The appeals court picked up on that theme in last week’s decision, noting that the media landscape is much different in 2010 than it was in 1978.

“Technological changes have given parents the ability to decide which programs they will permit their children to watch,” the appeals court said. Noting that it was bound by the Supreme Court’s Pacifica decision, the court said that it nevertheless wondered why broadcasters were still subject to restrictions that, in the case of cable television, would be found to violate the First Amendment.

Before 2004, the FCC consistently held the notion that occasional, spontaneous use of certain words that were otherwise prohibited did not violate its indecency standards. But as complaints multiplied over celebrity obscenities and the Janet Jackson “wardrobe malfunction” at the 2004 Super Bowl, the FCC, with then chairman Michael K. Powell, began a crackdown.

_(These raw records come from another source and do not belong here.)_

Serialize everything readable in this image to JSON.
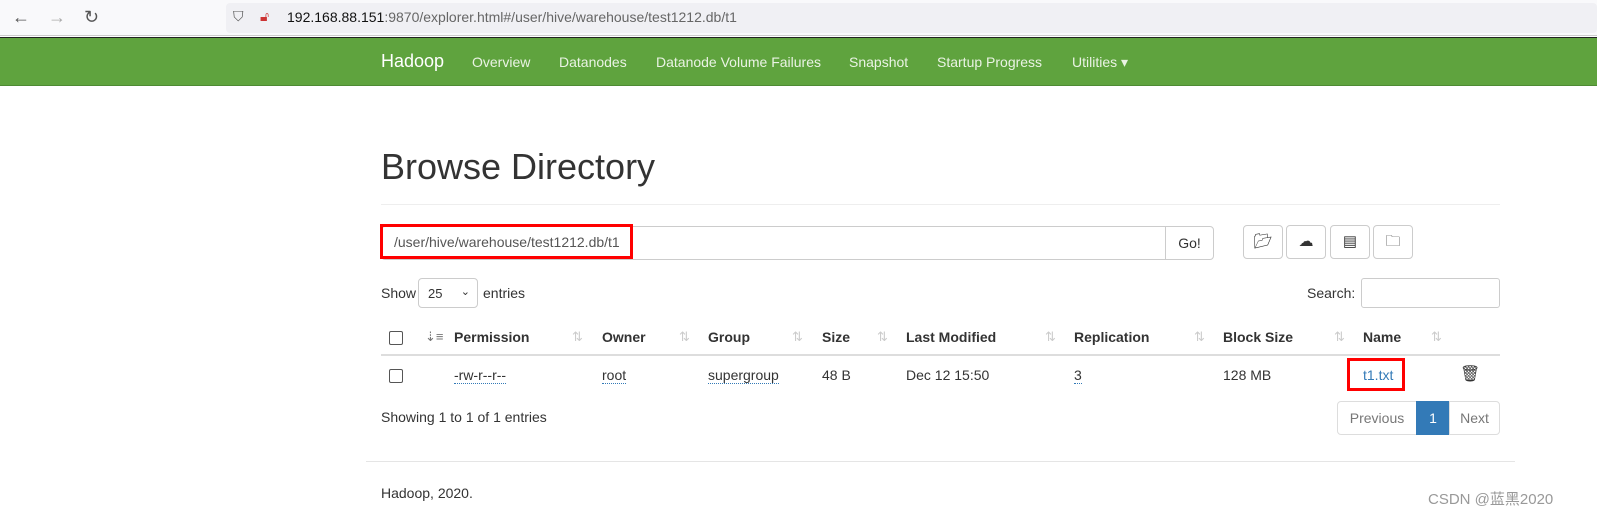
{
  "browser": {
    "url_host": "192.168.88.151",
    "url_rest": ":9870/explorer.html#/user/hive/warehouse/test1212.db/t1"
  },
  "nav": {
    "brand": "Hadoop",
    "items": [
      "Overview",
      "Datanodes",
      "Datanode Volume Failures",
      "Snapshot",
      "Startup Progress",
      "Utilities ▾"
    ]
  },
  "page": {
    "title": "Browse Directory",
    "path": "/user/hive/warehouse/test1212.db/t1",
    "go": "Go!"
  },
  "toolbar": {
    "icons": [
      "folder-open-icon",
      "cloud-upload-icon",
      "list-alt-icon",
      "folder-plus-icon"
    ]
  },
  "table_controls": {
    "show": "Show",
    "entries_value": "25",
    "entries": "entries",
    "search_label": "Search:",
    "search_value": ""
  },
  "table": {
    "columns": [
      "Permission",
      "Owner",
      "Group",
      "Size",
      "Last Modified",
      "Replication",
      "Block Size",
      "Name"
    ],
    "rows": [
      {
        "permission": "-rw-r--r--",
        "owner": "root",
        "group": "supergroup",
        "size": "48 B",
        "modified": "Dec 12 15:50",
        "replication": "3",
        "block_size": "128 MB",
        "name": "t1.txt"
      }
    ]
  },
  "footer_info": "Showing 1 to 1 of 1 entries",
  "pagination": {
    "previous": "Previous",
    "current": "1",
    "next": "Next"
  },
  "footer": "Hadoop, 2020.",
  "watermark": "CSDN @蓝黑2020",
  "colors": {
    "nav": "#5fa33e",
    "link": "#337ab7",
    "active_page": "#337ab7",
    "highlight": "#ff0000"
  }
}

The FCC tightened its standards.

Congress followed, by increasing the potential fine for broadcasters for indecency violations tenfold, to up to $325,000 per episode. However, pay television broadcasters (cable and satellite TV services) were not affected, allowing them far greater range in free speech.

The appeals court ruling last week found the FCC policy was “unconstitutionally vague” and created a “chilling effect” that violated the First Amendment protection of free speech.

“Under the current policy, broadcasters must choose between not airing or censoring controversial programs and risking massive fines or possibly even loss of their licenses, and it is not surprising which option they choose,” U.S. Circuit Judge Rosemary S. Pooler wrote in last week’s decision. “Indeed, there is ample evidence in the record that the FCC’s indecency policy has chilled protected speech.”

Fox Broadcasting Co., one of the broadcasters appealing the case, cheered the appellate ruling.

“We have always felt that the government’s position on fleeting expletives was unconstitutional,” the network said. “While we will continue to strive to eliminate expletives from live broadcasts, the inherent challenges broadcasters face with live television, coupled with the human element required for monitoring, must allow for the unfortunate isolated instances where inappropriate language slips through.”